3. Lisensi Kode yang Abu-Abu

Copilot dilatih menggunakan kode dari repositori publik di GitHub, termasuk kode berlisensi GPL. Kalau AI menyarankan kode yang ternyata copy-paste dari proyek GPL, dan Anda menggunakannya di software komersial — secara teknis Anda melanggar lisensi. Pada Februari 2026, kasus supply chain attack menunjukkan bahwa rantai pasokan software semakin rentan, dan lisensi adalah bagian dari rantai itu.

Apa yang Harus Dilakukan Bisnis Digital Sekarang?

Saya bukan anti-AI. Wardigi sendiri menggunakan AI tools untuk berbagai keperluan, dan manfaatnya nyata. Tapi "pakai AI" dan "percaya AI tanpa pengawasan" itu dua hal yang sangat berbeda.

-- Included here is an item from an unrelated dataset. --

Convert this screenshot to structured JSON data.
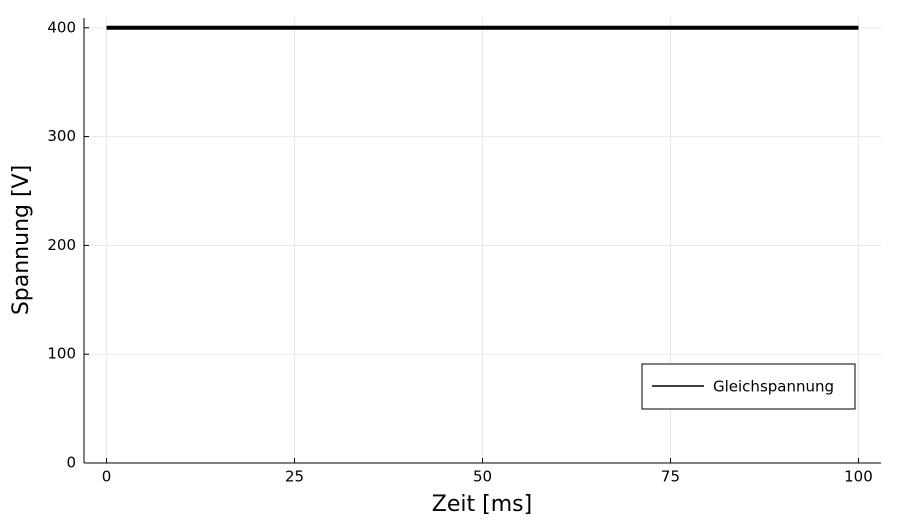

Berikut langkah konkret yang bisa diterapkan bisnis digital Indonesia mulai minggu ini:

  • Wajibkan code review untuk semua output AI. Tidak ada kode dari Copilot/Cursor/Codeium yang boleh masuk production tanpa review manusia. Titik.
  • Buat AI Usage Policy tertulis. Dokumen sederhana: AI tool mana yang boleh dipakai, untuk task apa, dan batasan apa yang berlaku. Template gratis banyak di GitHub — cari "corporate AI acceptable use policy template".
  • Audit dependency secara rutin. Gunakan npm audit, pip-audit, atau composer audit untuk mendeteksi package mencurigakan yang mungkin disarankan AI.
  • Pertimbangkan self-hosted AI coding alternatives. Continue Dev + Ollama bisa berjalan lokal tanpa mengirim kode ke cloud. Performanya belum setara Copilot, tapi kode Anda tidak pernah meninggalkan mesin Anda.
  • Review PR description, bukan cuma kode. Kasus Copilot ini terjadi di deskripsi PR — area yang sering di-skip saat review. Mulai baca semuanya.

Cory Doctorow Sudah Peringatkan Ini Bertahun-tahun Lalu

Zach Manson mengutip Cory Doctorow dalam postingnya — dan kutipannya pas sekali: "Begini cara platform mati: pertama, mereka baik ke pengguna; lalu mereka eksploitasi pengguna untuk keuntungan klien bisnis; akhirnya, mereka eksploitasi klien bisnis itu juga untuk meraup semua value buat diri sendiri. Lalu mereka mati."

GitHub Copilot sedang di fase kedua. Developer adalah pengguna. Tapi Copilot mulai menyisipkan promosi — artinya kepentingan platform mulai mendikte apa yang muncul di output.

Untuk bisnis digital Indonesia yang sedang aktif membangun produk teknologi — dan kalau Anda butuh bantuan membangun website profesional atau audit infrastruktur digital, Wardigi bisa membantu — pesan utamanya sederhana: gunakan AI, tapi jangan tidur di balik kemudinya.

Karena kalau Anda tidak review output AI-nya, siapa yang review?